Carpenter, Cards stymie Manny, Dodgers

Published Jul. 16, 2010 5:05 a.m. ET

Chris Carpenter looked like an All-Star again. The break did Clayton Kershaw no good at all.

Improved mechanics allowed Carpenter to go after hitters instead of trying to trick them. He was in command, allowing four hits in eight innings of a 7-1 victory over the Los Angeles Dodgers on Thursday night.

''I definitely felt better,'' Carpenter said. ''I've still got some work to do, but no question it was way better than it's felt the last two times.''

Rookie Allen Craig got the first two RBIs of his career without a hit off Kershaw (9-5), who dug his own hole with consecutive walks on 11 pitches to start the Cardinals' two-run first, meriting a quick visit from pitching coach Rick Honeycutt. Kershaw also got tagged with a liner off his right leg for an infield hit by Aaron Miles in the second and allowed four earned runs in 4 1-3 innings with one strikeout.

''Just a rough night,'' Kershaw said. ''You saw it, I made some all right pitches. I was out of rhythm early.''

Kershaw fanned 12 in his last pre-All-Star break outing a week ago in a victory over the Cubs, but faltered mostly due to a lack of control against a lineup that featured eight right-handed bats.

''No command,'' manager Joe Torre said. ''His breaking ball had no sharpness to it. He hadn't pitched in a week, you've got to chalk it up to that.''


The lone left-handed hitting starter, Colby Rasmus, walked and doubled in three at-bats against Kershaw.

''He's aggressive and I'm aggressive, so it's a good matchup,'' Rasmus said.

Andre Ethier homered and singled for the Dodgers, who committed errors on consecutive plays in St. Louis' two-run fourth.

Carpenter (10-3) and the Giants' Tim Lincecum were the only two National League pitchers not used in the All-Star game, by arrangement because both had starts scheduled for Thursday. The right-hander looked much sharper than in a pair of losses before the break in which he permitted 11 runs in nine innings. He retired the first seven batters to open the game, and eight in a row after Ethier's 15th homer with one out in the fourth.

''That's six days rest, and he was strong,'' manager Tony La Russa said. ''He was nails all night long.''

Carpenter struck out six with no walks. He's 6-0 with a 1.77 ERA against the Dodgers, including seven scoreless innings June 8 at Los Angeles without a decision, and 19-4 against the NL West.

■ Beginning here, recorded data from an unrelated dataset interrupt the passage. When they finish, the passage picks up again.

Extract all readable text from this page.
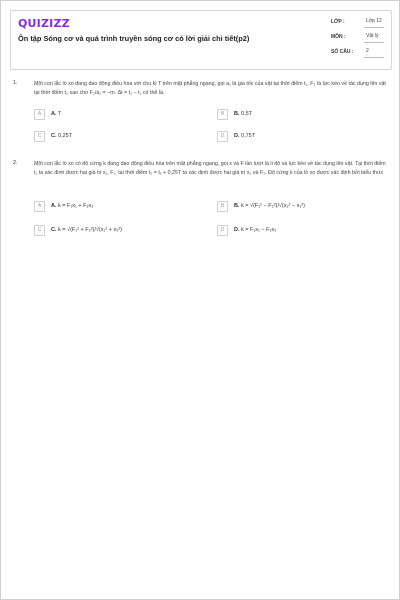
QUIZIZZ
Ôn tập Sóng cơ và quá trình truyền sóng cơ có lời giải chi tiết(p2)
LỚP :	Lớp 12
MÔN :	Vật lý
SỐ CÂU :	2
1.	Một con lắc lò xo đang dao động điều hòa với chu kì T trên mặt phẳng ngang, gọi a₁ là gia tốc của vật tại thời điểm t₁, F₂ là lực kéo về tác dụng lên vật tại thời điểm t₂ sao cho F₂/a₁ = −m. Δt = t₂ − t₁ có thể là.
A	A. T	B	B. 0,5T
C	C. 0,25T	D	D. 0,75T
2.	Một con lắc lò xo có độ cứng k đang dao động điều hòa trên mặt phẳng ngang, gọi x và F lần lượt là li độ và lực kéo về tác dụng lên vật. Tại thời điểm t₁ ta xác định được hai giá trị x₁, F₁; tại thời điểm t₂ = t₁ + 0,25T ta xác định được hai giá trị x₂ và F₂. Độ cứng k của lò xo được xác định bởi biểu thức
A	A. k = F₁x₁ + F₂x₂	B	B. k = √(F₁² − F₂²)/√(x₂² − x₁²)
C	C. k = √(F₁² + F₂²)/√(x₁² + x₂²)	D	D. k = F₁x₁ − F₂x₂
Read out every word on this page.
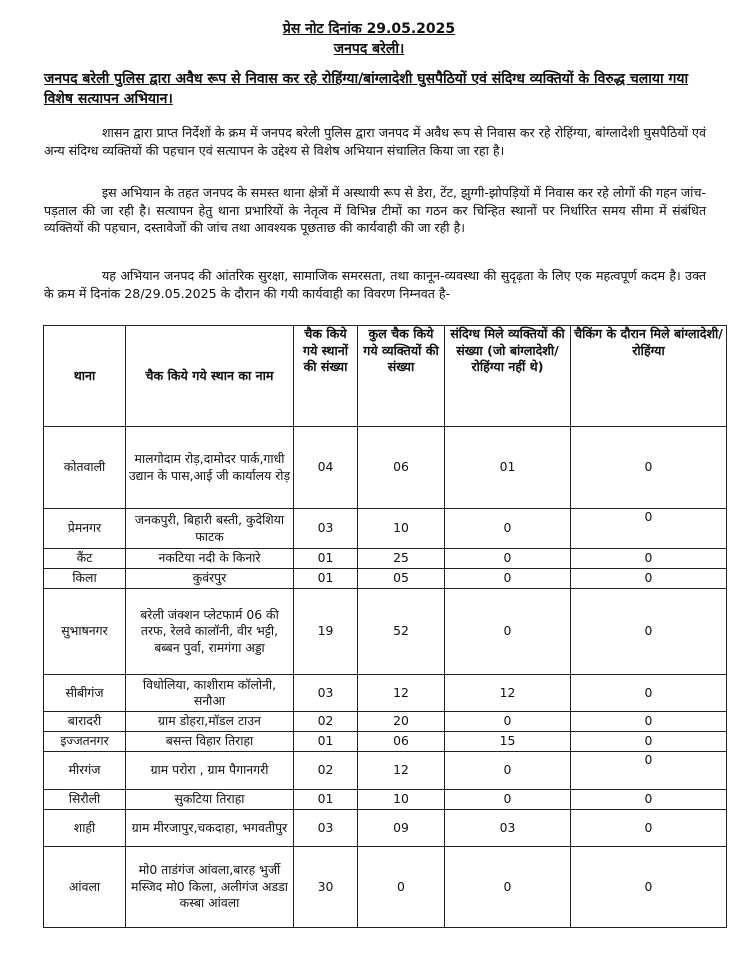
प्रेस नोट दिनांक 29.05.2025
जनपद बरेली।
जनपद बरेली पुलिस द्वारा अवैध रूप से निवास कर रहे रोहिंग्या/बांग्लादेशी घुसपैठियों एवं संदिग्ध व्यक्तियों के विरुद्ध चलाया गया विशेष सत्यापन अभियान।
शासन द्वारा प्राप्त निर्देशों के क्रम में जनपद बरेली पुलिस द्वारा जनपद में अवैध रूप से निवास कर रहे रोहिंग्या, बांग्लादेशी घुसपैठियों एवं अन्य संदिग्ध व्यक्तियों की पहचान एवं सत्यापन के उद्देश्य से विशेष अभियान संचालित किया जा रहा है।
इस अभियान के तहत जनपद के समस्त थाना क्षेत्रों में अस्थायी रूप से डेरा, टेंट, झुग्गी-झोपड़ियों में निवास कर रहे लोगों की गहन जांच-पड़ताल की जा रही है। सत्यापन हेतु थाना प्रभारियों के नेतृत्व में विभिन्न टीमों का गठन कर चिन्हित स्थानों पर निर्धारित समय सीमा में संबंधित व्यक्तियों की पहचान, दस्तावेजों की जांच तथा आवश्यक पूछताछ की कार्यवाही की जा रही है।
यह अभियान जनपद की आंतरिक सुरक्षा, सामाजिक समरसता, तथा कानून-व्यवस्था की सुदृढ़ता के लिए एक महत्वपूर्ण कदम है। उक्त के क्रम में दिनांक 28/29.05.2025 के दौरान की गयी कार्यवाही का विवरण निम्नवत है-
थाना	चैक किये गये स्थान का नाम	चैक किये गये स्थानों की संख्या	कुल चैक किये गये व्यक्तियों की संख्या	संदिग्ध मिले व्यक्तियों की संख्या (जो बांग्लादेशी/रोहिंग्या नहीं थे)	चैकिंग के दौरान मिले बांग्लादेशी/रोहिंग्या
कोतवाली	मालगोदाम रोड़,दामोदर पार्क,गाधी उद्यान के पास,आई जी कार्यालय रोड़	04	06	01	0
प्रेमनगर	जनकपुरी, बिहारी बस्ती, कुदेशिया फाटक	03	10	0	0
कैंट	नकटिया नदी के किनारे	01	25	0	0
किला	कुवंरपुर	01	05	0	0
सुभाषनगर	बरेली जंक्शन प्लेटफार्म 06 की तरफ, रेलवे कालॉनी, वीर भट्टी, बब्बन पुर्वा, रामगंगा अड्डा	19	52	0	0
सीबीगंज	विधोलिया, काशीराम कॉलोनी, सनौआ	03	12	12	0
बारादरी	ग्राम डोहरा,मॉडल टाउन	02	20	0	0
इज्जतनगर	बसन्त विहार तिराहा	01	06	15	0
मीरगंज	ग्राम परोरा , ग्राम पैगानगरी	02	12	0	0
सिरौली	सुकटिया तिराहा	01	10	0	0
शाही	ग्राम मीरजापुर,चकदाहा, भगवतीपुर	03	09	03	0
आंवला	मो0 ताडंगंज आंवला,बारह भुर्जी मस्जिद मो0 किला, अलीगंज अडडा कस्बा आंवला	30	0	0	0
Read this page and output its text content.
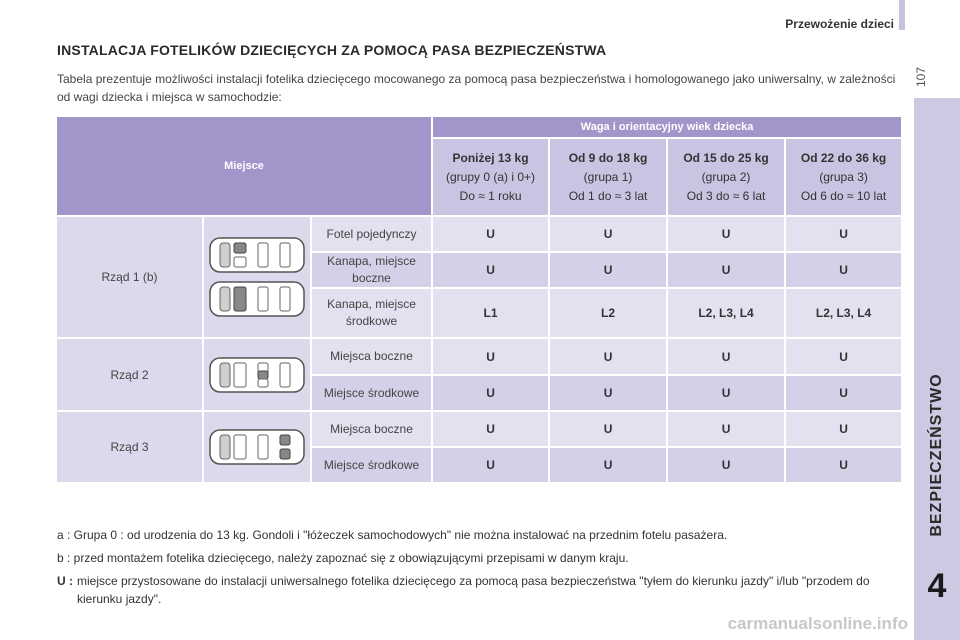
Przewożenie dzieci
107
BEZPIECZEŃSTWO
4
INSTALACJA FOTELIKÓW DZIECIĘCYCH ZA POMOCĄ PASA BEZPIECZEŃSTWA
Tabela prezentuje możliwości instalacji fotelika dziecięcego mocowanego za pomocą pasa bezpieczeństwa i homologowanego jako uniwersalny, w zależności od wagi dziecka i miejsca w samochodzie:
Miejsce			Waga i orientacyjny wiek dziecka			
			Poniżej 13 kg
(grupy 0 (a) i 0+)
Do ≈ 1 roku	Od 9 do 18 kg
(grupa 1)
Od 1 do ≈ 3 lat	Od 15 do 25 kg
(grupa 2)
Od 3 do ≈ 6 lat	Od 22 do 36 kg
(grupa 3)
Od 6 do ≈ 10 lat
Rząd 1 (b)		Fotel pojedynczy	U	U	U	U
		Kanapa, miejsce boczne	U	U	U	U
		Kanapa, miejsce środkowe	L1	L2	L2, L3, L4	L2, L3, L4
Rząd 2		Miejsca boczne	U	U	U	U
		Miejsce środkowe	U	U	U	U
Rząd 3		Miejsca boczne	U	U	U	U
		Miejsce środkowe	U	U	U	U

a : Grupa 0 : od urodzenia do 13 kg. Gondoli i "łóżeczek samochodowych" nie można instalować na przednim fotelu pasażera.

b : przed montażem fotelika dziecięcego, należy zapoznać się z obowiązującymi przepisami w danym kraju.

U : miejsce przystosowane do instalacji uniwersalnego fotelika dziecięcego za pomocą pasa bezpieczeństwa "tyłem do kierunku jazdy" i/lub "przodem do kierunku jazdy".
carmanualsonline.info
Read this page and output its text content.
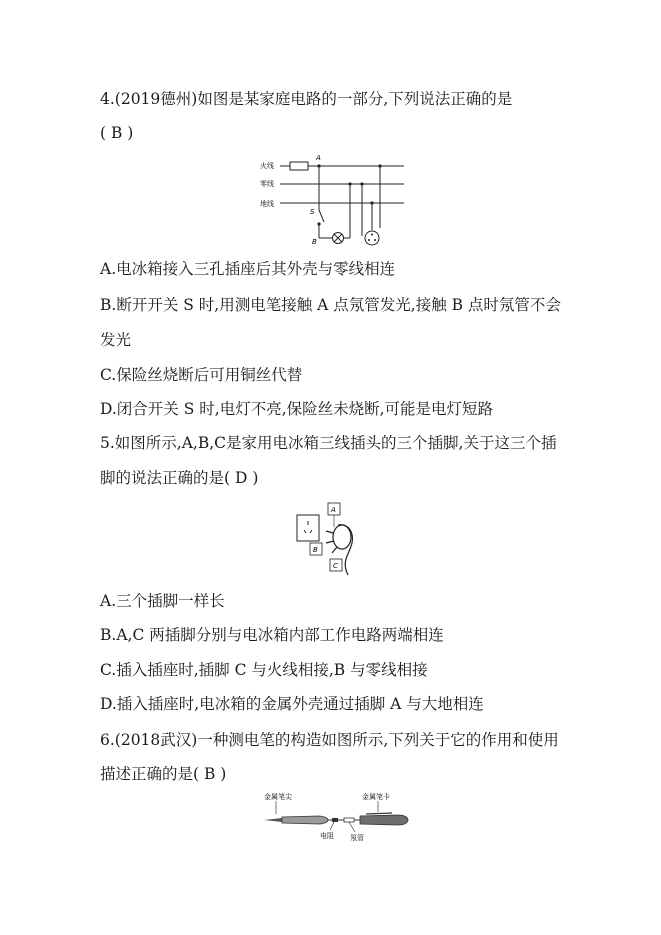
4.(2019德州)如图是某家庭电路的一部分,下列说法正确的是
( B )
火线
零线
地线
A
S
B
A.电冰箱接入三孔插座后其外壳与零线相连
B.断开开关 S 时,用测电笔接触 A 点氖管发光,接触 B 点时氖管不会
发光
C.保险丝烧断后可用铜丝代替
D.闭合开关 S 时,电灯不亮,保险丝未烧断,可能是电灯短路
5.如图所示,A,B,C是家用电冰箱三线插头的三个插脚,关于这三个插
脚的说法正确的是( D )
A
B
C
A.三个插脚一样长
B.A,C 两插脚分别与电冰箱内部工作电路两端相连
C.插入插座时,插脚 C 与火线相接,B 与零线相接
D.插入插座时,电冰箱的金属外壳通过插脚 A 与大地相连
6.(2018武汉)一种测电笔的构造如图所示,下列关于它的作用和使用
描述正确的是( B )
金属笔尖	金属笔卡
电阻 氖管
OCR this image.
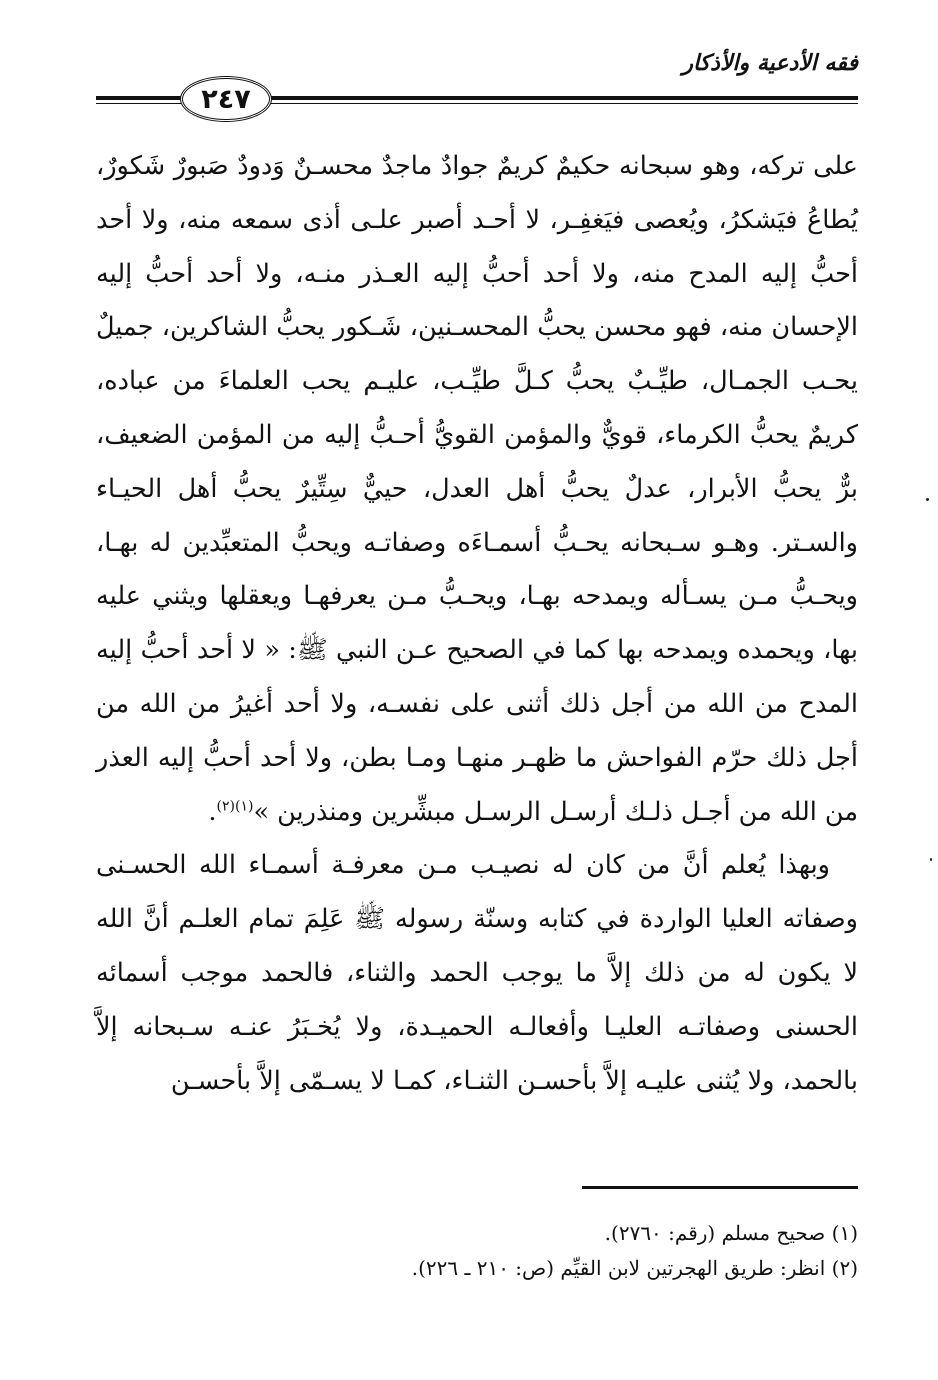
فقه الأدعية والأذكار
٢٤٧

على تركه، وهو سبحانه حكيمٌ كريمٌ جوادٌ ماجدٌ محسـنٌ وَدودٌ صَبورٌ شَكورٌ، يُطاعُ فيَشكرُ، ويُعصى فيَغفِـر، لا أحـد أصبر علـى أذى سمعه منه، ولا أحد أحبُّ إليه المدح منه، ولا أحد أحبُّ إليه العـذر منـه، ولا أحد أحبُّ إليه الإحسان منه، فهو محسن يحبُّ المحسـنين، شَـكور يحبُّ الشاكرين، جميلٌ يحـب الجمـال، طيِّـبٌ يحبُّ كـلَّ طيِّـب، عليـم يحب العلماءَ من عباده، كريمٌ يحبُّ الكرماء، قويٌّ والمؤمن القويُّ أحـبُّ إليه من المؤمن الضعيف، برٌّ يحبُّ الأبرار، عدلٌ يحبُّ أهل العدل، حييٌّ سِتِّيرٌ يحبُّ أهل الحيـاء والسـتر. وهـو سـبحانه يحـبُّ أسمـاءَه وصفاتـه ويحبُّ المتعبِّدين له بهـا، ويحـبُّ مـن يسـأله ويمدحه بهـا، ويحـبُّ مـن يعرفهـا ويعقلها ويثني عليه بها، ويحمده ويمدحه بها كما في الصحيح عـن النبي ﷺ: « لا أحد أحبُّ إليه المدح من الله من أجل ذلك أثنى على نفسـه، ولا أحد أغيرُ من الله من أجل ذلك حرّم الفواحش ما ظهـر منهـا ومـا بطن، ولا أحد أحبُّ إليه العذر من الله من أجـل ذلـك أرسـل الرسـل مبشِّرين ومنذرين »$^{(١)(٢)}$.

وبهذا يُعلم أنَّ من كان له نصيـب مـن معرفـة أسمـاء الله الحسـنى وصفاته العليا الواردة في كتابه وسنّة رسوله ﷺ عَلِمَ تمام العلـم أنَّ الله لا يكون له من ذلك إلاَّ ما يوجب الحمد والثناء، فالحمد موجب أسمائه الحسنى وصفاتـه العليـا وأفعالـه الحميـدة، ولا يُخـبَرُ عنـه سـبحانه إلاَّ بالحمد، ولا يُثنى عليـه إلاَّ بأحسـن الثنـاء، كمـا لا يسـمّى إلاَّ بأحسـن

(١) صحيح مسلم (رقم: ٢٧٦٠).

(٢) انظر: طريق الهجرتين لابن القيِّم (ص: ٢١٠ ـ ٢٢٦).
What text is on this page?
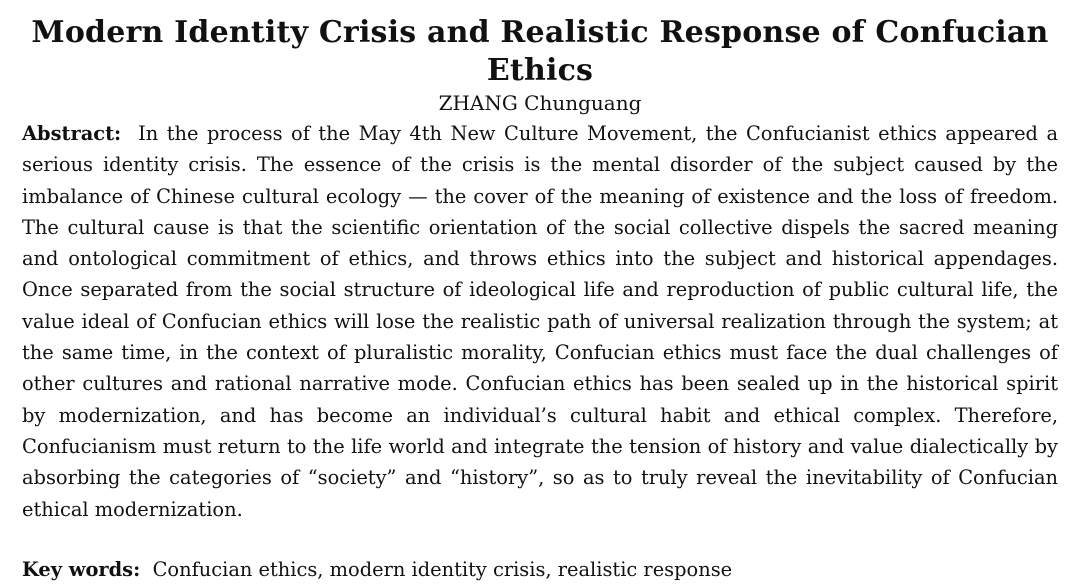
Modern Identity Crisis and Realistic Response of Confucian Ethics
ZHANG Chunguang

Abstract: In the process of the May 4th New Culture Movement, the Confucianist ethics appeared a serious identity crisis. The essence of the crisis is the mental disorder of the subject caused by the imbalance of Chinese cultural ecology — the cover of the meaning of existence and the loss of freedom. The cultural cause is that the scientific orientation of the social collective dispels the sacred meaning and ontological commitment of ethics, and throws ethics into the subject and historical appendages. Once separated from the social structure of ideological life and reproduction of public cultural life, the value ideal of Confucian ethics will lose the realistic path of universal realization through the system; at the same time, in the context of pluralistic morality, Confucian ethics must face the dual challenges of other cultures and rational narrative mode. Confucian ethics has been sealed up in the historical spirit by modernization, and has become an individual’s cultural habit and ethical complex. Therefore, Confucianism must return to the life world and integrate the tension of history and value dialectically by absorbing the categories of “society” and “history”, so as to truly reveal the inevitability of Confucian ethical modernization.

Key words: Confucian ethics, modern identity crisis, realistic response
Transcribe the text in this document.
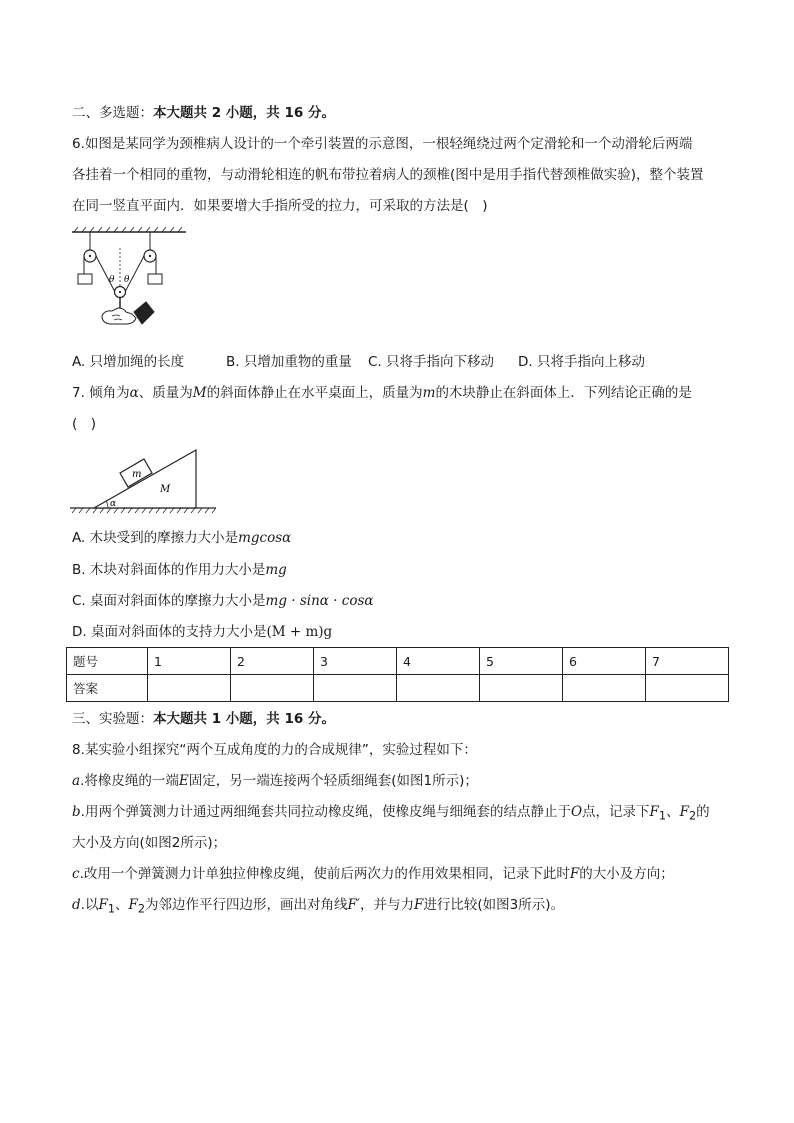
二、多选题：本大题共 2 小题，共 16 分。
6.如图是某同学为颈椎病人设计的一个牵引装置的示意图，一根轻绳绕过两个定滑轮和一个动滑轮后两端
各挂着一个相同的重物，与动滑轮相连的帆布带拉着病人的颈椎(图中是用手指代替颈椎做实验)，整个装置
在同一竖直平面内．如果要增大手指所受的拉力，可采取的方法是(　)
θ θ
A. 只增加绳的长度	B. 只增加重物的重量 C. 只将手指向下移动 D. 只将手指向上移动
7. 倾角为α、质量为M的斜面体静止在水平桌面上，质量为m的木块静止在斜面体上．下列结论正确的是
(　)
α
m
M
A. 木块受到的摩擦力大小是mgcosα
B. 木块对斜面体的作用力大小是mg
C. 桌面对斜面体的摩擦力大小是mg · sinα · cosα
D. 桌面对斜面体的支持力大小是(M + m)g
题号	1	2	3	4	5	6	7
答案							
三、实验题：本大题共 1 小题，共 16 分。
8.某实验小组探究“两个互成角度的力的合成规律”，实验过程如下：
a.将橡皮绳的一端E固定，另一端连接两个轻质细绳套(如图1所示)；
b.用两个弹簧测力计通过两细绳套共同拉动橡皮绳，使橡皮绳与细绳套的结点静止于O点，记录下$F_1$、$F_2$的
大小及方向(如图2所示)；
c.改用一个弹簧测力计单独拉伸橡皮绳，使前后两次力的作用效果相同，记录下此时F的大小及方向；
d.以$F_1$、$F_2$为邻边作平行四边形，画出对角线F′，并与力F进行比较(如图3所示)。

Two of Albert Pujols' three hits came off Kershaw, who allowed one run in 15 innings in two previous starts in St. Louis. Counting a first-round playoff sweep last October, St. Louis had lost six in a row to the Dodgers.

Manny Ramirez was 0 for 3 with a fielding error in left after being activated from the 15-day disabled list earlier in the day. Ramirez misplayed the bounce on Yadier Molina's single to open the fourth and shortstop Rafael Furcal followed with a wild relay to the plate on Miles' RBI single as the Cardinals took a 4-1 lead.

Plenty of cushion for Carpenter.

''He's so good,'' Torre said. ''He knows what to do with the lead. He frustrates you because he can pitch in and around the strike zone and he can throw a strike any time he wants.''

Rookie Jon Jay, a defensive replacement in right field in the sixth inning, had an RBI double in the seventh to extend his hitting streak to 12 games. He's batting .500 (19 for 38) during the longest current streak in the league.

Felipe Lopez had been 0 for 13 against Kershaw before his RBI double in the fourth. Craig, recalled from Triple-A Memphis earlier in the day, had a run-scoring groundout and sacrifice fly.

NOTES: Kershaw failed to qualify for a victory for only the third time in 19 starts. He had allowed two or fewer runs in nine of his previous 12 outings. ... Carpenter hasn't lost three straight decisions since 2002, when he lost four in a row with the Blue Jays. ... Carpenter has allowed 15 homers, 11 with the bases empty, after surrendering seven all last season. ... The Cardinals are 12-3 against the Dodgers at 5-year-old Busch Stadium.